There needs to be an enquiry into the arrest of Mr Green. Although it should be conducted dispassionately, with no taint of vindictiveness, it should result in indelible scorch marks on official grass. Those responsible should be identified; their careers should be broken. It would be helpful if the Green affair passed into legend so that in a generation's time, the mere mention of it would be enough to alarm any headstrong official contemplating even a pallid imitation. "There was so-and-so in Scotland Yard. He was going to be the next Commissioner but three. He ended his career running the traffic branch in Neasden. There was such-and-such in the Home Office. He had a Permanent Secretary's baton in his knapsack – until Green. Never seen in the Reform Club again."

But the enquiry must also investigate the politicians, including the Speaker. If the Commons is a lion, the Speaker is the lion 's teeth. Those who know Speaker Martin assure one that he is a likeable man. But likeability is not enough. He comes across as surly, gruff, curmudgeonly – and frequently partisan. He is not articulate enough to discharge his duties. If it turned out that he had failed to protect Parliament, the enquiry should be ready to invite him to consider his position.

The enquiry into recent events is urgent. Less so, but almost as important, is a judicious consideration of leaking. This Government has no right to complain about leaks. When Labour was in Opposition, its front-benchers did everything possible to encourage and benefit from leaking: Gordon Brown above all. In office, the leaking has continued. Until 1997, there was a rigid adherence to "budget purdah". In the weeks preceding a Budget, officials, advisers and ministers would be wary even of casual social contacts with journalists. Now, advanced Budget briefings are routine. This does not just apply to Treasury matters. If it is in their political interests to do so, all the other departments leak as a matter of routine. When was the last time that good news was first announced in Parliament?

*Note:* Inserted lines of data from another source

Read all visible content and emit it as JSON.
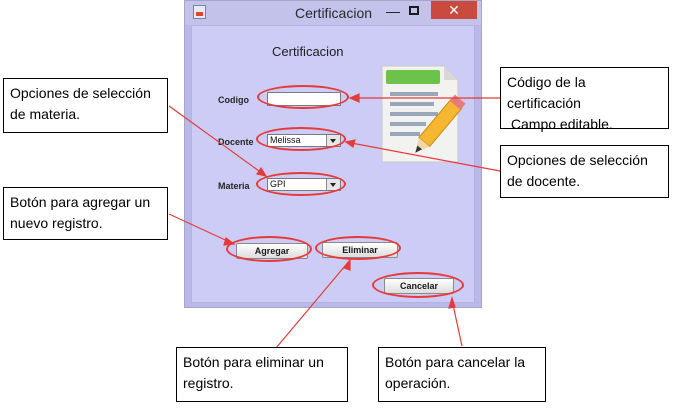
{
  "window": {
    "title": "Certificacion",
    "minimize_glyph": "—",
    "close_glyph": "✕"
  },
  "form": {
    "heading": "Certificacion",
    "codigo_label": "Codigo",
    "codigo_value": "",
    "docente_label": "Docente",
    "docente_value": "Melissa",
    "materia_label": "Materia",
    "materia_value": "GPI",
    "agregar_label": "Agregar",
    "eliminar_label": "Eliminar",
    "cancelar_label": "Cancelar"
  },
  "icons": {
    "app": "java-cup-icon",
    "certificate": "certificate-pencil-icon"
  },
  "callouts": {
    "materia": [
      "Opciones de selección",
      "de materia."
    ],
    "codigo": [
      "Código de la",
      "certificación",
      " Campo editable."
    ],
    "agregar": [
      "Botón para agregar un",
      "nuevo registro."
    ],
    "docente": [
      "Opciones de selección",
      "de docente."
    ],
    "eliminar": [
      "Botón para eliminar un",
      "registro."
    ],
    "cancelar": [
      "Botón para cancelar la",
      "operación."
    ]
  },
  "colors": {
    "highlight": "#e53a3a",
    "window_bg": "#ccccf7",
    "close_button": "#c94a3f"
  }
}
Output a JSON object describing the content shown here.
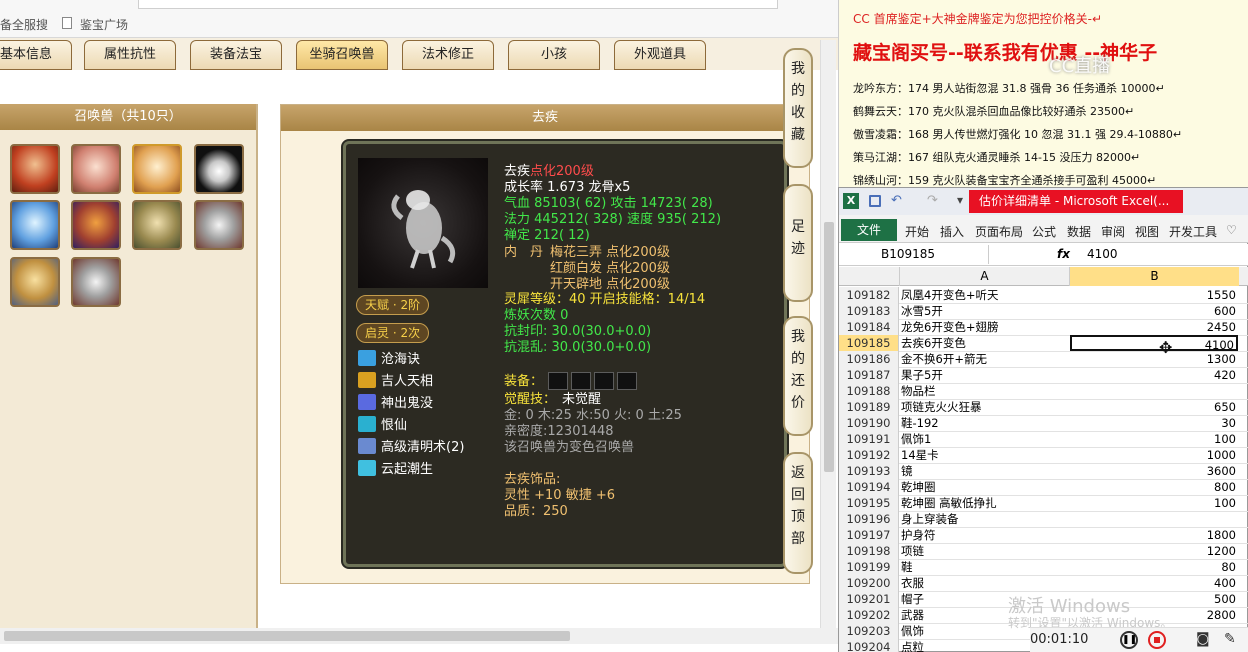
{
  "browser": {
    "bookmarks": [
      "备全服搜",
      "鉴宝广场"
    ],
    "tabs": [
      "基本信息",
      "属性抗性",
      "装备法宝",
      "坐骑召唤兽",
      "法术修正",
      "小孩",
      "外观道具"
    ],
    "active_tab": "坐骑召唤兽"
  },
  "summons_panel": {
    "title": "召唤兽（共10只）",
    "pets": [
      "pet-1",
      "pet-2",
      "pet-3",
      "pet-4",
      "pet-5",
      "pet-6",
      "pet-7",
      "pet-8",
      "pet-9",
      "pet-10"
    ]
  },
  "pet_detail": {
    "panel_title": "去疾",
    "name": "去疾",
    "name_suffix": "点化200级",
    "growth": "成长率 1.673 龙骨x5",
    "stats_1": "气血 85103( 62) 攻击 14723( 28)",
    "stats_2": "法力 445212( 328) 速度 935( 212)",
    "stats_3": "禅定 212( 12)",
    "inner_label": "内　丹",
    "inner_1": "梅花三弄 点化200级",
    "inner_2": "红颜白发 点化200级",
    "inner_3": "开天辟地 点化200级",
    "lingxi": "灵犀等级：40 开启技能格：14/14",
    "lianyao": "炼妖次数 0",
    "kangfeng": "抗封印: 30.0(30.0+0.0)",
    "kanghun": "抗混乱: 30.0(30.0+0.0)",
    "equip_label": "装备：",
    "awaken_label": "觉醒技：",
    "awaken_value": "未觉醒",
    "elements": "金: 0 木:25 水:50 火: 0 土:25",
    "intimacy": "亲密度:12301448",
    "note": "该召唤兽为变色召唤兽",
    "accessory_label": "去疾饰品:",
    "accessory_stats": "灵性 +10 敏捷 +6",
    "accessory_quality": "品质：250",
    "tianfu": "天赋 · 2阶",
    "qiling": "启灵 · 2次",
    "skills": [
      "沧海诀",
      "吉人天相",
      "神出鬼没",
      "恨仙",
      "高级清明术(2)",
      "云起潮生"
    ],
    "skill_colors": [
      "#3aa0e0",
      "#d9a020",
      "#5a6ae0",
      "#2ab0d0",
      "#6a8ad0",
      "#40c0e0"
    ]
  },
  "side_buttons": [
    "我的收藏",
    "足迹",
    "我的还价",
    "返回顶部"
  ],
  "doc": {
    "line1": "CC 首席鉴定+大神金牌鉴定为您把控价格关-↵",
    "line2": "藏宝阁买号--联系我有优惠 --神华子",
    "rows": [
      "龙吟东方：174 男人站街忽混 31.8 强骨 36 任务通杀 10000↵",
      "鹤舞云天：170 克火队混杀回血品像比较好通杀 23500↵",
      "傲雪凌霜：168 男人传世燃灯强化 10 忽混 31.1 强 29.4-10880↵",
      "策马江湖：167 组队克火通灵睡杀 14-15 没压力 82000↵",
      "锦绣山河：159 克火队装备宝宝齐全通杀接手可盈利 45000↵"
    ],
    "logo": "CC直播"
  },
  "excel": {
    "title": "估价详细清单 - Microsoft Excel(...",
    "ribbon": [
      "开始",
      "插入",
      "页面布局",
      "公式",
      "数据",
      "审阅",
      "视图",
      "开发工具"
    ],
    "file_label": "文件",
    "cell_ref": "B109185",
    "fx": "fx",
    "formula": "4100",
    "col_a": "A",
    "col_b": "B",
    "rows": [
      [
        "109182",
        "凤凰4开变色+听天",
        "1550"
      ],
      [
        "109183",
        "冰雪5开",
        "600"
      ],
      [
        "109184",
        "龙免6开变色+翅膀",
        "2450"
      ],
      [
        "109185",
        "去疾6开变色",
        "4100"
      ],
      [
        "109186",
        "金不换6开+箭无",
        "1300"
      ],
      [
        "109187",
        "果子5开",
        "420"
      ],
      [
        "109188",
        "物品栏",
        ""
      ],
      [
        "109189",
        "项链克火火狂暴",
        "650"
      ],
      [
        "109190",
        "鞋-192",
        "30"
      ],
      [
        "109191",
        "佩饰1",
        "100"
      ],
      [
        "109192",
        "14星卡",
        "1000"
      ],
      [
        "109193",
        "镜",
        "3600"
      ],
      [
        "109194",
        "乾坤圈",
        "800"
      ],
      [
        "109195",
        "乾坤圈 高敏低挣扎",
        "100"
      ],
      [
        "109196",
        "身上穿装备",
        ""
      ],
      [
        "109197",
        "护身符",
        "1800"
      ],
      [
        "109198",
        "项链",
        "1200"
      ],
      [
        "109199",
        "鞋",
        "80"
      ],
      [
        "109200",
        "衣服",
        "400"
      ],
      [
        "109201",
        "帽子",
        "500"
      ],
      [
        "109202",
        "武器",
        "2800"
      ],
      [
        "109203",
        "佩饰",
        ""
      ],
      [
        "109204",
        "点粒",
        ""
      ]
    ],
    "selected_row": "109185"
  },
  "watermark": {
    "line1": "激活 Windows",
    "line2": "转到\"设置\"以激活 Windows。"
  },
  "recorder": {
    "time": "00:01:10"
  }
}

The very honours list is no longer sacrosanct. Under this Government, the populist titbits are always leaked; the same will no doubt occur this month. When it comes to leaking, there is no limit to the current lot's cynicism. Yet it would be too easy to conclude that they are merely getting what they deserve. The Tories ought to remember that they hope to be in power sooner rather than later.

There is a correlation between excessive leaking and bad government. Ministers need to re-learn how to behave; if not this lot, then their successors. The Speaker must use his powers to protect Parliament and insist that announcements are made in the chamber, not leaked to the media. But ministers also have rights. They need to be able to trust staff in their private offices.

The relationship between a minister and his private secretaries can only work if the boss can have absolute confidence in the secretariat. Admittedly, this Government has done a lot to undermine the principle of civil service neutrality, which used to be one of the crown jewels of our system of government. It is easy to understand why some civil servants feel that ministerial misdeeds absolve them from their responsibilities, but that temptation must be resisted. If ministers are failing to do their duty, it is more important than ever that civil servants should do theirs, and even in this government, there are decent ministers who do not disgrace their office. Any civil servant who leaks for party political reasons is unworthy of his office. If that sort of behaviour became widespread, we would be worse governed than we are now, if that is possible.

In one sense, it is appropriate that Damian Green should have been mistreated, because he is a quintessentially English figure. His misfortunes should make us understand how much England, and Britain, are now in jeopardy. It is time to roar.